CLEVELAND — Thursday marked another record-breaking day for coronavirus cases in Ohio — 7,101 — with a near-record 268 COVID-related hospitalizations.
“At the rate we’re going, this is not sustainable,” Governor Mike DeWine said at the Thursday news conference. While it’s impacting all of Ohio’s 88 counties, it’s most troubling in the rural counties that are seeing the highest rate of spread.
"There are some hospitals that are at capacity when it comes to what they've allocated for COVID-specific treatments,” said John Palmer of the Ohio Hospital Association. “So what they're doing is some of them are making adjustments to convert other areas of the hospital or the facility to take on more COVID."
The Ohio Hospital Association is in constant communication with its member hospitals who are in constant communication with others in their region. Ohio is broken up into eight of them, should patients need to be diverted if they're reaching capacity.
"We saw a lot of that activity early in the spring when there were some surges happening around the prisons, prison system in the state and in the nursing homes,” Palmer said. “We saw that type of coordination happening to make sure that patients got to facilities that were able to take them."
To put the rural numbers in perspective, the state's list of the counties with the highest rate of occurrence last week showed, of the top 12, only 1, Allen County, had a population greater than 50,000. Two more — Miami and Lake — joined the list Thursday. Number one though is Putnam County, just west of Findlay. The 429 cases they've seen over a two-week period is small compared to Cuyahoga County's 4,744, but their population is a fraction Cuyahoga's. The 429 cases are equal to 1.2 percent of all of their residents getting COVID in just a two-week period. That same percentage, if it was in Cuyahoga County, would equal more than 15,561 new cases.
The issue going forward isn't beds or ventilators that can be added, it's the nurses and doctors. In the spring, Ohio sent health care workers to other states, but if we needed the favor returned, they're not in a position to do so.
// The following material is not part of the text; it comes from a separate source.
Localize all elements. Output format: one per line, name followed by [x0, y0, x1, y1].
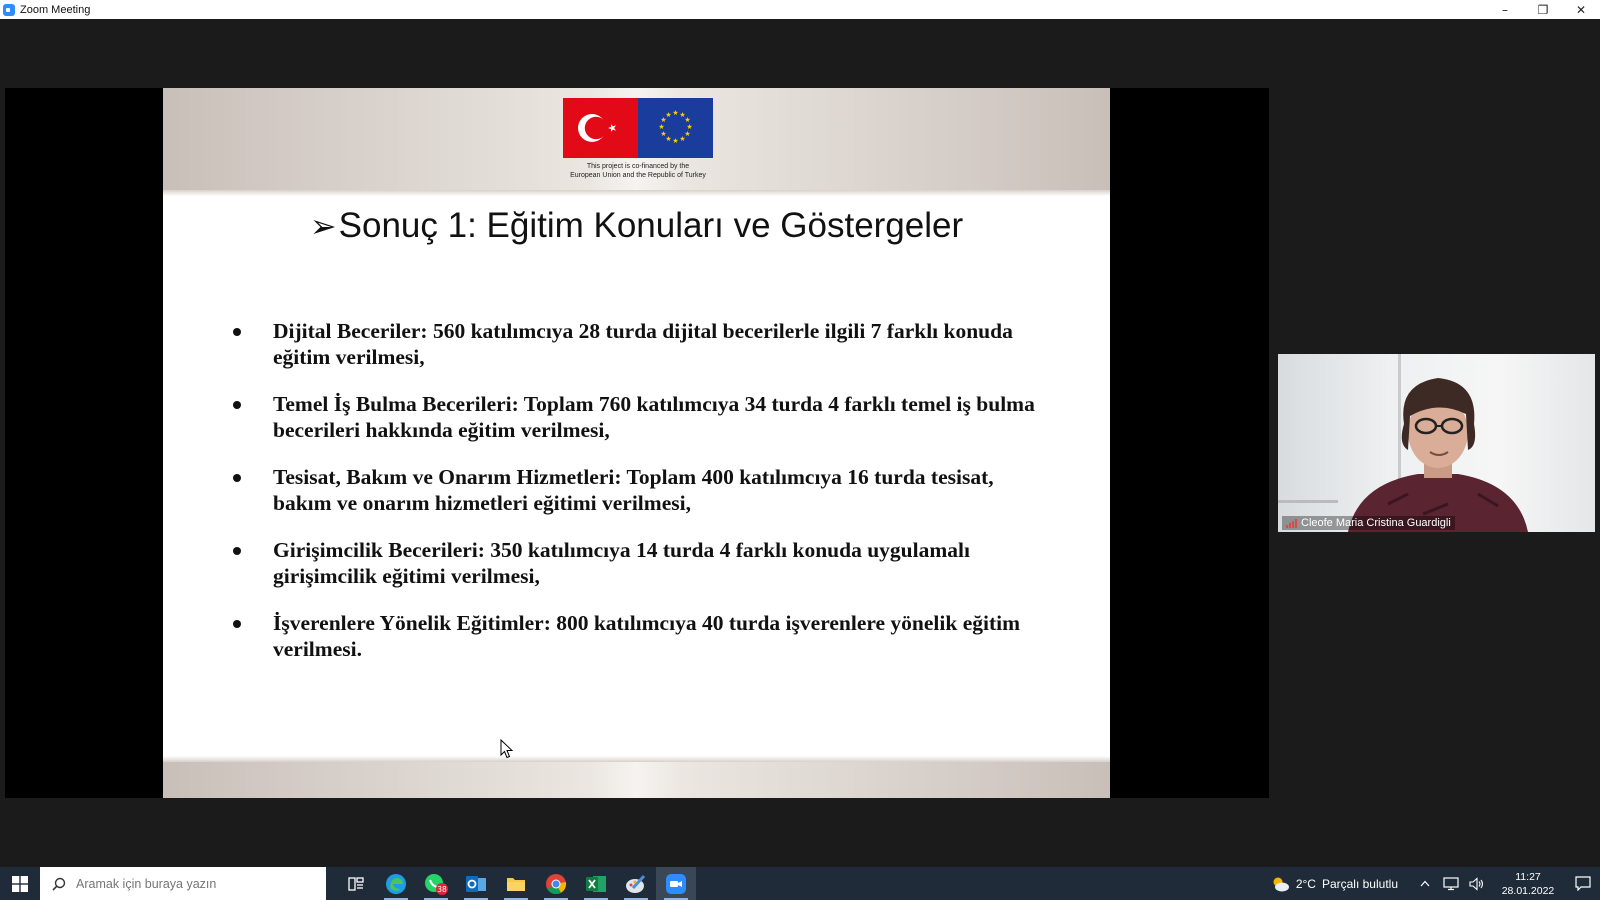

“Frankly a lot of states are in worse situations than what we are and they're struggling as well too,” Palmer said. “That might not be as feasible because we find ourselves battling this as a country even more aggressively in a different area.”
All of this continues to take a financial toll on Ohio hospitals as well, Palmer said. “Hospitals are still losing about $6 million a day. We're over about $4 billion in losses from this pandemic, but we have received some CARES Act funding, which has helped offset those losses.”